Barclays Australia retreat reignites job cuts, local exits debate

The swift retreat of Barclays from the local market has fuelled expectations that other firms will downsize or revisit plans to withdraw from Australia.

In London on Thursday, Barclays' chief executive Jes Staley outlined an extensive restructure, resulting in the closure of a string of outposts in nine countries, including Australia. That was part of a wider global cost-cutting drive, which will see the loss of at least 230 jobs throughout the Asia-Pacific region and as many as 1200 worldwide.

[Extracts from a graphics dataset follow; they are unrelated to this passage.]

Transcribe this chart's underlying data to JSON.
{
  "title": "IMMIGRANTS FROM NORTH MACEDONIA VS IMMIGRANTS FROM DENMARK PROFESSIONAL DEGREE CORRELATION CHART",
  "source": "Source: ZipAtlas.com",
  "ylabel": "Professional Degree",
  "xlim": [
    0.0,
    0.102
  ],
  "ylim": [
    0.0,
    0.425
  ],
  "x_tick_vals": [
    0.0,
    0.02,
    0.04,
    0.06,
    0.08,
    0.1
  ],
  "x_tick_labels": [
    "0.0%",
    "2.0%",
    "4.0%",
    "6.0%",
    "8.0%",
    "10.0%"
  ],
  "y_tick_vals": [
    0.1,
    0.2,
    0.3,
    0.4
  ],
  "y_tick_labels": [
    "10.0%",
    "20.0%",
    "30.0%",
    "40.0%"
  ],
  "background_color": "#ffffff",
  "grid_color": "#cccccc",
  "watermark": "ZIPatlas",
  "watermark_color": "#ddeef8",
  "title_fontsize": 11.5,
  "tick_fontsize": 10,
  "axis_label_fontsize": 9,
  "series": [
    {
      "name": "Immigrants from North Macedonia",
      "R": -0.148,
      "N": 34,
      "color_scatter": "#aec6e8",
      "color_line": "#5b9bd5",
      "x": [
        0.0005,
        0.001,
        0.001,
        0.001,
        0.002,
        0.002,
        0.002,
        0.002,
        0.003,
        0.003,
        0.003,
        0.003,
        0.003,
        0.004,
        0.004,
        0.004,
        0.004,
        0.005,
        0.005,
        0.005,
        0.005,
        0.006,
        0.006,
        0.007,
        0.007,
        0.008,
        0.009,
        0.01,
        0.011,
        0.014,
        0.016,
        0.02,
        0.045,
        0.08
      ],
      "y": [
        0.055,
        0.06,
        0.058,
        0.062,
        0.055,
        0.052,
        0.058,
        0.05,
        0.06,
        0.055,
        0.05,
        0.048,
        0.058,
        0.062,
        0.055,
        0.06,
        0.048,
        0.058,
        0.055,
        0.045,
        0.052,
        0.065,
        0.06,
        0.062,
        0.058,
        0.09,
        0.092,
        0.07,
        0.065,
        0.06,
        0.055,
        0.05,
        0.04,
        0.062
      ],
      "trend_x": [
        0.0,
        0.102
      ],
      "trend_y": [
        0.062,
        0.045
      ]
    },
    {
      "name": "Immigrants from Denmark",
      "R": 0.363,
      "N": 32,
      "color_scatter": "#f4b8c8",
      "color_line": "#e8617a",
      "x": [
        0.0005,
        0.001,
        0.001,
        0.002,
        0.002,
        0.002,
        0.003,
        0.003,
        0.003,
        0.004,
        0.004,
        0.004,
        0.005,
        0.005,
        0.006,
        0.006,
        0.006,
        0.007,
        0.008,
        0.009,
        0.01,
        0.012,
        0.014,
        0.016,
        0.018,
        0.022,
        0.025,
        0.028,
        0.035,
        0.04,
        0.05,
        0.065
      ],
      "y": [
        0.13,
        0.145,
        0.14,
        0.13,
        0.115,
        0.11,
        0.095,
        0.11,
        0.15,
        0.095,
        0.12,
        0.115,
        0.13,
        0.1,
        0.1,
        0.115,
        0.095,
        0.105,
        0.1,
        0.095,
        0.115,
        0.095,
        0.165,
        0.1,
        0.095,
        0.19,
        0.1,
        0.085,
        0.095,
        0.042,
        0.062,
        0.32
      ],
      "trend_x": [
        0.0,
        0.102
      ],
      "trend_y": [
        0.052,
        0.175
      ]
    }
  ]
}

Barclays' rapid exit from Australia has wider implications for the local market and is part of a global restructure.
Barclays' rapid exit from Australia has wider implications for the local market and is part of a global restructure. Photo: Bloomberg

The announcement confirmed news revealed by Street Talk on Wednesday that Barclays was moving to withdraw from Australia. About 80 local jobs were axed as part of the global downsizing.

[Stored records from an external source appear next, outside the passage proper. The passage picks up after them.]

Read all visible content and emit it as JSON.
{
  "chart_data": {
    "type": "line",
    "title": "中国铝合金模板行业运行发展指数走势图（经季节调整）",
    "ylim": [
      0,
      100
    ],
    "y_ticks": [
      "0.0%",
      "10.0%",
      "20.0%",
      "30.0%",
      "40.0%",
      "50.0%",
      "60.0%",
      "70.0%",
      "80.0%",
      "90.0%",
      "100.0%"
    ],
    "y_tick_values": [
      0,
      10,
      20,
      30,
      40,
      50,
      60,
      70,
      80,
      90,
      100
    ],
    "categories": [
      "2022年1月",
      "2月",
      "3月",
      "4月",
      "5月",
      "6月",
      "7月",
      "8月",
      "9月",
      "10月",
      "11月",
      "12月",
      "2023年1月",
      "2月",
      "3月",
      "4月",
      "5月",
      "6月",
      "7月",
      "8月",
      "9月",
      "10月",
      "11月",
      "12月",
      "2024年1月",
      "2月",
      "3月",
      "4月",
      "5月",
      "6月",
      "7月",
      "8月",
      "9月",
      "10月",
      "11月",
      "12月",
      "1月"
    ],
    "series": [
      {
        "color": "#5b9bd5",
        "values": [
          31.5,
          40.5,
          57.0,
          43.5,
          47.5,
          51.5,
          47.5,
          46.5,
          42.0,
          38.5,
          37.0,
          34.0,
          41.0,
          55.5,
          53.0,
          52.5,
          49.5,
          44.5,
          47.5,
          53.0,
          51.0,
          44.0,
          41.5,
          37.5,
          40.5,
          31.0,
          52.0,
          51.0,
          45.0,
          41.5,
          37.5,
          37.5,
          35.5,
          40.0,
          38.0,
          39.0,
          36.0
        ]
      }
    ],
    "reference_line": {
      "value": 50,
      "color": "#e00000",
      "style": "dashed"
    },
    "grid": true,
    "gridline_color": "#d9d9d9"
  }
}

"With these actions, we are accelerating the investment bank strategy outlined in 2014, focusing on its core strengths and running the business for returns. We continue to build on the business's dual home markets in the UK and US," Mr Staley said in a statement. "In Asia, we will continue to provide expertise and resources to clients who have crossborder requirements from offices in China, Hong Kong SAR, Singapore, Japan and India."

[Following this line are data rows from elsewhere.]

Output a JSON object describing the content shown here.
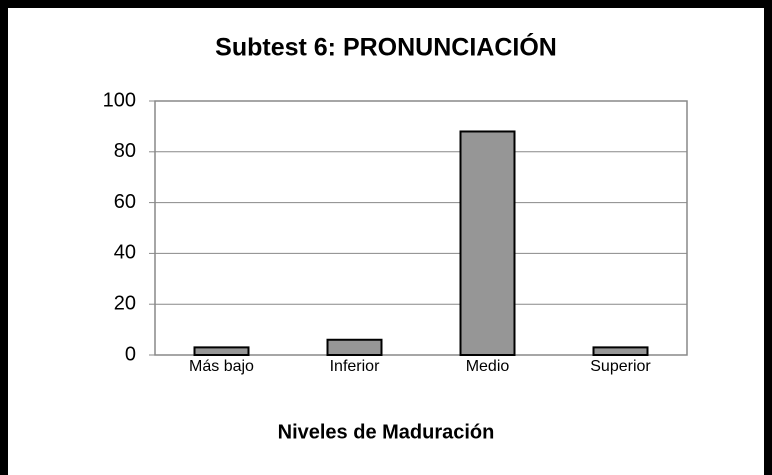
{
  "chart_data": {
    "type": "bar",
    "title": "Subtest 6: PRONUNCIACIÓN",
    "x_label": "Niveles de Maduración",
    "categories": [
      "Más bajo",
      "Inferior",
      "Medio",
      "Superior"
    ],
    "values": [
      3,
      6,
      88,
      3
    ],
    "color": "#969696",
    "ylim": [
      0,
      100
    ],
    "yticks": [
      0,
      20,
      40,
      60,
      80,
      100
    ],
    "grid": true
  }
}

Australia has long copped criticism for being an over-serviced investment banking market, but in the past decade has also been seen as an important gateway to Asia. In the past three years, however, several firms have retreated or cut jobs in Australia.

Canada's GMP said this month it would exit the local market, and in December Commonwealth Bank of Australia said it would shut its institutional equities and capital markets businesses. Malaysia's CIMB left Australia last year and Nomura dismantled its local institutional equities franchise.

Others expected to wind back

Barclays' rival Royal Bank of Scotland has also wound down its Australian business.

Citigroup is expected to embark on global headcount cut this month including in Australia, while Deutsche Bank is also axing positions across markets.

"My guess is that others will wind back," a senior banker said on the basis of anonymity. He based his view on the fact that several firms appeared to have "very little revenue" against large overheads.

A different banker, who also declined to be named, said: "the withdrawal of Barclays, so soon after CIMB, is tough for the bankers involved, but demonstrates the importance of business models being full service and global, or being truly focused and independent.

"Being caught in the middle truly is no man's land."

Speculation has also centred on Tokyo-based Nomura's commitment to Australia.The bank will not have any permanent staff based in Melbourne this year, despite re-committing to leasing an office there. Insiders have reiterated Nomura's commitment to Australia.

In contrast to the departures, in the past 18 months, some independent firms and boutiques have opened up in Australia or expanded. CLSA established a local advisory business, Houlihan Lokey entered Australia and former Greenhill Caliburn stalwarts started Luminis Partners.